Future Uncertainty : The most important source of uncertainty in the context of prognostics is due to the fact that the future is unknown, i.e. both the loading and operating conditions are not known precisely, and it is important to assess the uncertainty in loading and environmental conditions before performing prognostics. If these quantities were known precisely (without any uncertainty), then there would be no uncertainty regarding the true remaining useful life of the component/system. However, this true RUL needs to be estimated using a model; the usage of a model imparts additional uncertainty as explained below.

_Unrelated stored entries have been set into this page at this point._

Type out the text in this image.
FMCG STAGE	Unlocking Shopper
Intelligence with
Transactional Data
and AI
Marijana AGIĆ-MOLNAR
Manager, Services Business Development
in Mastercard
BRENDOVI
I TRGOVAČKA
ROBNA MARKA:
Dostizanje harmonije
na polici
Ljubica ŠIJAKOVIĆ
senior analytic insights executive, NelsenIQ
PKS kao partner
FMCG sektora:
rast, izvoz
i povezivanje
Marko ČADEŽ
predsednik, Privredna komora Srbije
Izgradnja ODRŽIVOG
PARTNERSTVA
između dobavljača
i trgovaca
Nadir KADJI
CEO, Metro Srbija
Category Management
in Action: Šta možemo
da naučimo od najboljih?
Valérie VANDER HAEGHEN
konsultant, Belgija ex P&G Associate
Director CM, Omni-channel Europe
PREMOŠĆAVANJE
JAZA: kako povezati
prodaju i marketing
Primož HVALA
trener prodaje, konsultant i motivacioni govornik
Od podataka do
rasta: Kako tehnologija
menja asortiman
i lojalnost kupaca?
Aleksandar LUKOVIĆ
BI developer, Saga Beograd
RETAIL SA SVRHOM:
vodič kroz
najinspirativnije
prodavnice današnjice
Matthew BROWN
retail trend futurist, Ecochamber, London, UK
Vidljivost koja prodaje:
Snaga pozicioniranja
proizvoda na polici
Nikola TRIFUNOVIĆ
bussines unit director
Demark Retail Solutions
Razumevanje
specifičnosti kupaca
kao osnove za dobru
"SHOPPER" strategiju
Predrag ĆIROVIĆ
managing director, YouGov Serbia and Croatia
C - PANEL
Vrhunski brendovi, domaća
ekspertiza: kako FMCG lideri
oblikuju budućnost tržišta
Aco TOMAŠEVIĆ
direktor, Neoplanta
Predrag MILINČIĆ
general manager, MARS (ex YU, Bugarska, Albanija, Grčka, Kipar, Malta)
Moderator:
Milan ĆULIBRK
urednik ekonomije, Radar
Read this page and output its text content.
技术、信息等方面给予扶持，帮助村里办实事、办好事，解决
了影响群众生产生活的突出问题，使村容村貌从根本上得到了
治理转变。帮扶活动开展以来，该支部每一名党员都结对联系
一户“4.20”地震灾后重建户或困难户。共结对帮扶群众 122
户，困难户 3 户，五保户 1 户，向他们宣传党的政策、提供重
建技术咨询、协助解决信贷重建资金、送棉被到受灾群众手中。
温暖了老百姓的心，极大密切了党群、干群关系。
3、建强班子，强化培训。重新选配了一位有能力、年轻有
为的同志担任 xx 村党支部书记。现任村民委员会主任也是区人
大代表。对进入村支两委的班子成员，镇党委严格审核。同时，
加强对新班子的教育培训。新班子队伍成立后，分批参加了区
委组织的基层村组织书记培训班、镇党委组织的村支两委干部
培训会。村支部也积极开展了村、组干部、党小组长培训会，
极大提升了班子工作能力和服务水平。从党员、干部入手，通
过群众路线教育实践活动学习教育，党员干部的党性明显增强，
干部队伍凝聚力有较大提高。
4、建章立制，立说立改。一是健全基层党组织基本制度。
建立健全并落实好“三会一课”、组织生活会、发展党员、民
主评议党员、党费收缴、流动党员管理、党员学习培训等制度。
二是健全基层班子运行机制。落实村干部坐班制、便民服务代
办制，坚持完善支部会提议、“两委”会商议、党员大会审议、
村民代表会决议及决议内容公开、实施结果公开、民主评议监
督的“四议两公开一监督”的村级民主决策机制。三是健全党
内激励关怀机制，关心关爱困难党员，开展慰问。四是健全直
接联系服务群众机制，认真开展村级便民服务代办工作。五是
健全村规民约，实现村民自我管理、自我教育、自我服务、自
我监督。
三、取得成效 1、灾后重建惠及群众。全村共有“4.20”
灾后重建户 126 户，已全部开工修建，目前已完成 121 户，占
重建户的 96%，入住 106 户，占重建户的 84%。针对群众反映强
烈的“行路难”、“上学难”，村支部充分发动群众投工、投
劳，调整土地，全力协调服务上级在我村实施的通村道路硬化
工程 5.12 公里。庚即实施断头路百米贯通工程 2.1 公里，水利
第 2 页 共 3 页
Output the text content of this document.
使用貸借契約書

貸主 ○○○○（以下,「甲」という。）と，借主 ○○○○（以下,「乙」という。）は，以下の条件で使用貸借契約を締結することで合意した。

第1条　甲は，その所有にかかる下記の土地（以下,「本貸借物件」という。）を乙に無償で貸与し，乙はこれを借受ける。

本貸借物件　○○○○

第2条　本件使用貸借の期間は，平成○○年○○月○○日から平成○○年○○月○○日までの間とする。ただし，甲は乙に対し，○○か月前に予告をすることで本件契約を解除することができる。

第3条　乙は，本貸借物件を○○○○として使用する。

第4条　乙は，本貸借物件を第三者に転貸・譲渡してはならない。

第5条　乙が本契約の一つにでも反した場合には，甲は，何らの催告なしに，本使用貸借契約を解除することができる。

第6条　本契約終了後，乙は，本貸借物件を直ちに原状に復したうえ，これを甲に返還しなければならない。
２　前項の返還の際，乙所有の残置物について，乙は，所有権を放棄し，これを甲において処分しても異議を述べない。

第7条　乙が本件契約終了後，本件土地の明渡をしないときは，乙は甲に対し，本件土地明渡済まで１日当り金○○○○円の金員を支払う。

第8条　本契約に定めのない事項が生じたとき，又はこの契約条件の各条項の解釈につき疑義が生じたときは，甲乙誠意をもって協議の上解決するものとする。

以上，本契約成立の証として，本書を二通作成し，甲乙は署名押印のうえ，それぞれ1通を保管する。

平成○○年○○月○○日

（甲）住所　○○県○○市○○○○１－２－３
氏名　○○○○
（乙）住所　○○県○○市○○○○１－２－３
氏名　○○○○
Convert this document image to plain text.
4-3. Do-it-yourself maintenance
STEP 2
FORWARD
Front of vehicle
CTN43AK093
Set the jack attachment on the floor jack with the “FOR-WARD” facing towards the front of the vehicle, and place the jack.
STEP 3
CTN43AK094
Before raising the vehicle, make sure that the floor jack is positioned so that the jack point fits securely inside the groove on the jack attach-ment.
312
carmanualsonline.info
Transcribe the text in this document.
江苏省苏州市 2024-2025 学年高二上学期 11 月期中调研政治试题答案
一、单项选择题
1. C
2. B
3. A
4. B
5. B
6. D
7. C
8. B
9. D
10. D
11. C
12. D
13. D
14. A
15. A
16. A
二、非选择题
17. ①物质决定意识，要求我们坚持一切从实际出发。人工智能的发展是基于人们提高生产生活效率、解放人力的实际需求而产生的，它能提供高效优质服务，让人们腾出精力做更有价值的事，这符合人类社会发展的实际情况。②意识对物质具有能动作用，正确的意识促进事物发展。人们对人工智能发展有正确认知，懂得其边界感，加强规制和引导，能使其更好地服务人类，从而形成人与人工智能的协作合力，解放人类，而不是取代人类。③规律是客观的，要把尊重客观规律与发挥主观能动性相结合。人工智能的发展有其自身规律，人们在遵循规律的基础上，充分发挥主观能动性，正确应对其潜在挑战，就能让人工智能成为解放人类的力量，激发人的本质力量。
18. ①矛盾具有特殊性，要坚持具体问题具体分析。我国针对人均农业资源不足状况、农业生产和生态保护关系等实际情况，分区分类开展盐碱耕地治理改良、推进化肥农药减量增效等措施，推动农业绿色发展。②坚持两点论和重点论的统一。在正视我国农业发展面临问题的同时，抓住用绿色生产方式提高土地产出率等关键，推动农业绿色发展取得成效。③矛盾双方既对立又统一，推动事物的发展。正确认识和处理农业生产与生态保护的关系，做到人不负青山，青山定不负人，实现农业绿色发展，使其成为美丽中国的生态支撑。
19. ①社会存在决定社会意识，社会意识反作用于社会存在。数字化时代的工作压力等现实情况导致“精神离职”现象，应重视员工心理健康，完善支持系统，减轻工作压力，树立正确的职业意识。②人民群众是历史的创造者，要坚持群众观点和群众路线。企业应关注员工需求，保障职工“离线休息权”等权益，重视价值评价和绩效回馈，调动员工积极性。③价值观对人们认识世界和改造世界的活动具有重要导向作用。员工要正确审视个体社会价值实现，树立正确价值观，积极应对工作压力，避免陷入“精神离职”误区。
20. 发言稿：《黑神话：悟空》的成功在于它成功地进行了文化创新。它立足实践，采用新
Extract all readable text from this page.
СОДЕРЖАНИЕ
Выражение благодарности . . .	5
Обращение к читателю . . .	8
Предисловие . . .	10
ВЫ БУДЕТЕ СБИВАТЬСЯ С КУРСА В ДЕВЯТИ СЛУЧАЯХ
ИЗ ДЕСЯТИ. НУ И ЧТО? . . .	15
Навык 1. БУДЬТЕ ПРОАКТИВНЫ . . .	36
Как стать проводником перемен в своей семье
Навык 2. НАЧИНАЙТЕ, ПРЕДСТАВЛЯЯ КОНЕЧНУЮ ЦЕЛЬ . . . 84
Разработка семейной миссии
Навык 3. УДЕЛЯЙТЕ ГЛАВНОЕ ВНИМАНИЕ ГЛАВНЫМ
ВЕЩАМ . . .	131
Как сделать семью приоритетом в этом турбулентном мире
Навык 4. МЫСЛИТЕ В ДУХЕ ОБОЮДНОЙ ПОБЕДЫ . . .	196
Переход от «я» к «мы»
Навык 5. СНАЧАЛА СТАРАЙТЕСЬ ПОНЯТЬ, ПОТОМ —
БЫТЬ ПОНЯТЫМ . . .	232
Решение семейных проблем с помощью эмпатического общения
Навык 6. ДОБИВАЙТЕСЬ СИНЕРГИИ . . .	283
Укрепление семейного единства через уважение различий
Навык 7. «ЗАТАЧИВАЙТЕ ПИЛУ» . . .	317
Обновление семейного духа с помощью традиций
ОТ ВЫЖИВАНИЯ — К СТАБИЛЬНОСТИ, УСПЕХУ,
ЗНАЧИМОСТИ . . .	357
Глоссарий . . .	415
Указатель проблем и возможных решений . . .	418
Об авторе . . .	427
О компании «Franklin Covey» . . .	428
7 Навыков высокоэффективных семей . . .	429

Modeling Uncertainty : It is necessary to use a functional model in order to predict future state behavior. Further, as mentioned before, the end-of-life is also defined using a Boolean threshold function which indicates end-of-life by checking whether failure has occurred or not. These two models are jointly used to predict the RUL, and may either be physics-based or data-driven. It may be practically impossible develop models which accurately predict reality. Modeling uncertainty represents the difference between the predicted response and the true response (which can neither be known nor measured accurately), and comprises of several parts: model parameters, model form, and process noise. While it may be possible to quantify these terms until the time of prediction, it is practically challenging to know their values at future time instants.
Prediction Method Uncertainty : Even if all the above sources of uncertainty can be quantified accurately, it is necessary to quantify their combined effect on the RUL prediction, and thereby, quantify the overall uncertainty in the RUL prediction. It may not be possible to do this accurately in practice and leads to additional uncertainty.
The ultimate goal of prognostics is to systematically quantify the combined effect of the different sources of uncertainty, estimate the uncertainty in the future state prediction, and quantify the uncertainty in the remaining useful life prediction. This information is essential for decision-making in the context of health management, and a generic mathematical framework for uncertainty quantification is being developed for this purpose.